Colgando en las alturas de los superrascacielos surgían mastodónticas pantallas de publicidad con modernos efectos visuales. Todo estaba desquiciado, el reino sufría un hervidero de contradicciones que hacía imposible adivinar su impronta, su verdadera impronta, su verdadero significado, lo real de lo imaginario, la verdad del mito. El lenguaje soez e imberbe resultaba algo desmoralizante para los foráneos venidos de mundos rurales y fronterizos, más allá del perímetro central, en aquel paraíso de las imágenes, de la biomecánica, donde el gran peso corporativo manejaba a las masas como a títeres, con esa influencia de los efectos especiales en los luminosos publicitarios; las más hermosas mujeres habitaban aquellos mundos ultraterrenos, mas no era de extrañar verlas en grandes clubs, donde la noche y el placer se adueñaban de los sentidos; era un estereotipo que siempre se dejaba propalar por esos lares, el que siempre tiende un puente invisible hacia el amor fraudulento, hacia el vicio y la promiscuidad, el de las nice girl, mademoiselle française, femmes arabes, rostros retocados y adulterados con colorantes, polvos y antimonio, igual que el de una ruta misteriosa, una ruta que llevara a un Oriente hermético a golpe de gong a ese lado incógnito la otra cara de la fría esfinge.

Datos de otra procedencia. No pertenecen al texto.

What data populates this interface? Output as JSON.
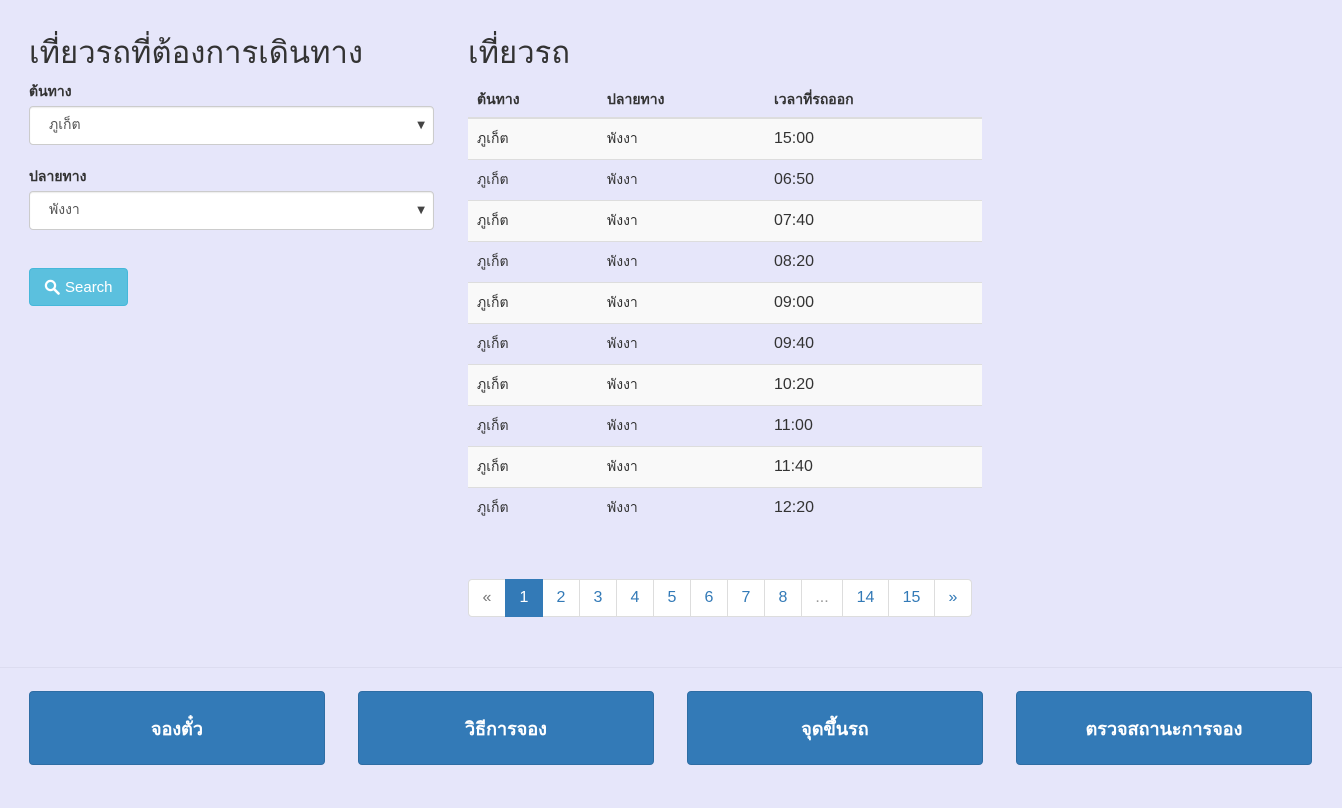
{
  "search": {
    "heading": "เที่ยวรถที่ต้องการเดินทาง",
    "origin_label": "ต้นทาง",
    "origin_value": "ภูเก็ต",
    "destination_label": "ปลายทาง",
    "destination_value": "พังงา",
    "search_button": "Search"
  },
  "trips": {
    "title": "เที่ยวรถ",
    "columns": [
      "ต้นทาง",
      "ปลายทาง",
      "เวลาที่รถออก"
    ],
    "rows": [
      [
        "ภูเก็ต",
        "พังงา",
        "15:00"
      ],
      [
        "ภูเก็ต",
        "พังงา",
        "06:50"
      ],
      [
        "ภูเก็ต",
        "พังงา",
        "07:40"
      ],
      [
        "ภูเก็ต",
        "พังงา",
        "08:20"
      ],
      [
        "ภูเก็ต",
        "พังงา",
        "09:00"
      ],
      [
        "ภูเก็ต",
        "พังงา",
        "09:40"
      ],
      [
        "ภูเก็ต",
        "พังงา",
        "10:20"
      ],
      [
        "ภูเก็ต",
        "พังงา",
        "11:00"
      ],
      [
        "ภูเก็ต",
        "พังงา",
        "11:40"
      ],
      [
        "ภูเก็ต",
        "พังงา",
        "12:20"
      ]
    ]
  },
  "pagination": {
    "prev": "«",
    "pages": [
      "1",
      "2",
      "3",
      "4",
      "5",
      "6",
      "7",
      "8",
      "...",
      "14",
      "15"
    ],
    "next": "»",
    "active_page": "1"
  },
  "footer": {
    "buttons": [
      "จองตั๋ว",
      "วิธีการจอง",
      "จุดขึ้นรถ",
      "ตรวจสถานะการจอง"
    ]
  },
  "colors": {
    "background": "#e6e6fa",
    "primary": "#337ab7",
    "info": "#5bc0de"
  }
}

La empresa en la que Horacio, de hecho, se había embarcado y aventurado a tomar parte lo hacía sentirse como un blanco móvil, en el punto de mira de toda clase de sujetos, pero lo verdaderamente importante era que se sentía un objeto muy codiciado dentro de una colección de elementos extraños, de historias desclasificadas y sin portada, hojas traspapeladas y arrancadas a la fuerza por la vorágine de la vida que se escribían con la piel y la sangre de los mortales, donde se aglutinasen las narraciones más macabras y las que nadie se atrevía a contar. A excepción de unos pocos hechos, la mayor parte de su tiempo allí se había transformado en incidentes tan sonoros que podían ser diseccionados cronológicamente y vinculados de forma sin par, a las que conformaba la mayor parte de un tomo que podría muy bien haberse llamado Infortunios de los reinos del Limbo; no existía historia capaz de ser desdeñada ni la más nimia que no tuviera el mérito suficiente de estar incluida en el volumen de antologías del caos social. Muchos personajes importantes pululaban por la vida con hechos tan dignos de ser referidos que muy bien podrían haber sido motivo de las mejores portadas e introducidos en el susodicho tomo de la vergüenza y la locura humana, y, por ello, sin quitarles el incuestionable mérito de poder ser hallados en cualquier lugar, con otra apariencia, al igual que una leyenda distorsionada o una fábula, pero que en su concepto venían a significar lo mismo.
Era una sociedad ambivalente, obsesionada en la búsqueda de nuevas sensaciones, de la cual se excluían las razones y la moral; aquello no importaba, no había distinción entre el bien y el mal, lo ortodoxo o heterodoxo, es por ello, que el malhechor o impostor no podía o debía hallarse en un lugar como el Limbo. Así, pues, la tarea de selección y revisión de las historias más controvertidas y atrayentes eran, por regla general, un descubrimiento social que se generalizaba y propalaba por los cuatro rincones del cosmos, igual que una grotesca crónica no quedaba en tierra de nadie, sino que era lanzada con redobles de tambores, a bombo y platillo, reflejas en las mastodónticas pantallas a color de Germania; era un efecto mediático tan sonoro que podía repercutir y ser escuchado hasta en las orillas más recónditas del Limbo conocido; un héroe o una heroína eran escritores diligentes de historias que no hacían distinción de gustos ni clases. Se escribían con la firma de una buena rúbrica, pues eran la mayor parte ediciones pretéritas que nunca pasaban de moda, forjadas en el tiempo y acaecidas en el mundo de los vivos, convirtiéndose en remarcables leyendas del ayer y del tiempo presente, las cuales se compilaban a la manera de un obituario injustificable.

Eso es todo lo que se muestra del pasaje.